Personal accident insurance: If you’re an RBC® client, age 18 to 69, and a Canadian resident, you can buy personal accident insurance online. In fact, your acceptance is guaranteed. Learn more or enrol now7.
RBC Guaranteed Acceptance Life Insurance: If you’re a Canadian citizen or permanent resident/landed immigrant and age 40 to 75, you can buy up to $40,000 of life insurance. There’s no medical exam or health questions to answer. Learn more or get a quote8.
Getting coverage through work
If your employer offers a group life insurance policy, you’ll want to follow up with your HR department or plan administrator.
What information will I have to give when I apply for life insurance?
In most cases, you will need to give information about your lifestyle, health, age, personal and family medical history.
It is extremely important that you answer all questions in your application truthfully and accurately.

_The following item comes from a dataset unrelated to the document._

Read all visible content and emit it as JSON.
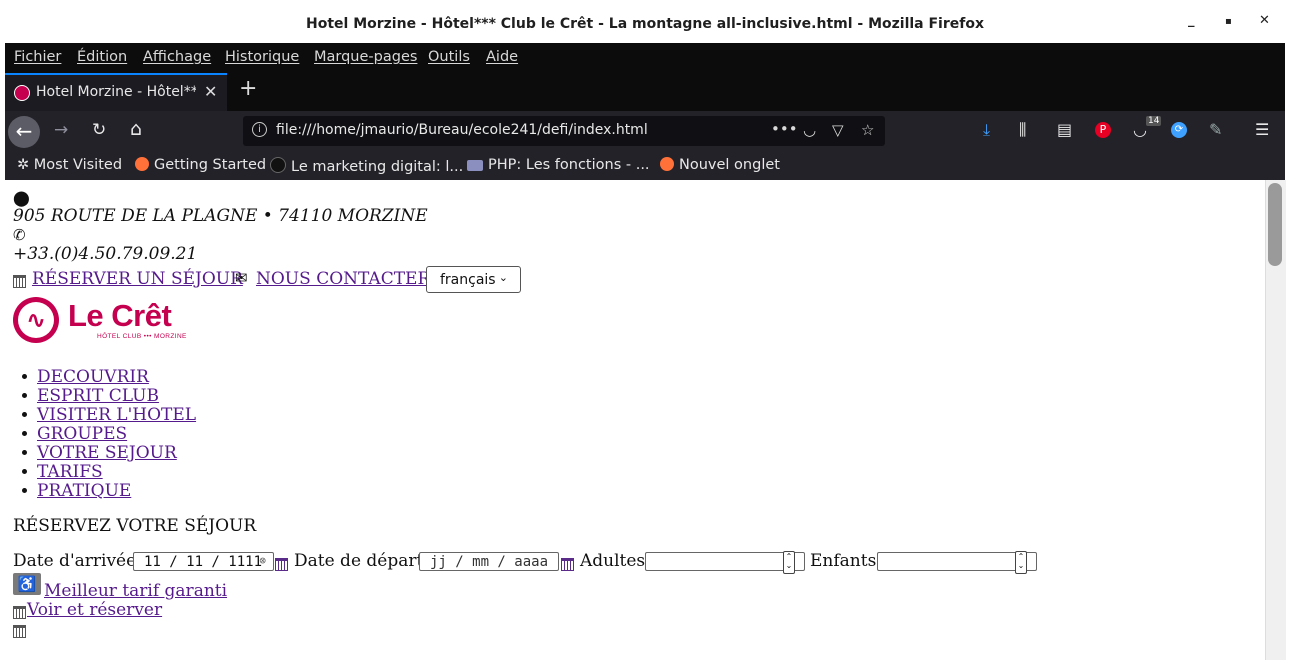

If you give incorrect or incomplete information, the insurance company can deny, adjust your benefits or void your coverage.
What happens after I apply for life insurance?
Once you send in your application, it may go through some form of underwriting, although sometimes this isn’t required.
As mentioned above, underwriting is a formal process an insurer goes through to evaluate the level of risk they are taking on by insuring you. It can be very involved—or it can be minimal, depending on your situation. For example, you may need to complete a phone interview and/or a medical exam:
Phone interview: If the insurer needs more information, you may need to complete a telephone interview. The interviewer may ask personal, financial and medical questions.
Medical exam: If a medical exam is ordered, a paramedical nurse may come to your house to check your vitals. This could include collecting a urine and blood sample, weighing and measuring you, and taking your blood pressure and pulse.
How long will it take to hear whether I’m approved?
The time it takes to hear back varies. In some cases, you may hear back instantly. For example, if you’re under 56, have a good medical history and want less than $1 million in term insurance, you may get an instant response.
In other cases, it could take weeks or even months to find out if you’re approved. If your application requires a phone interview or medical exam, you’ll have to wait a little longer.
Once you have your life insurance policy in hand, don’t be afraid to ask questions! If something is unclear, it’s in your best interest to understand your coverage.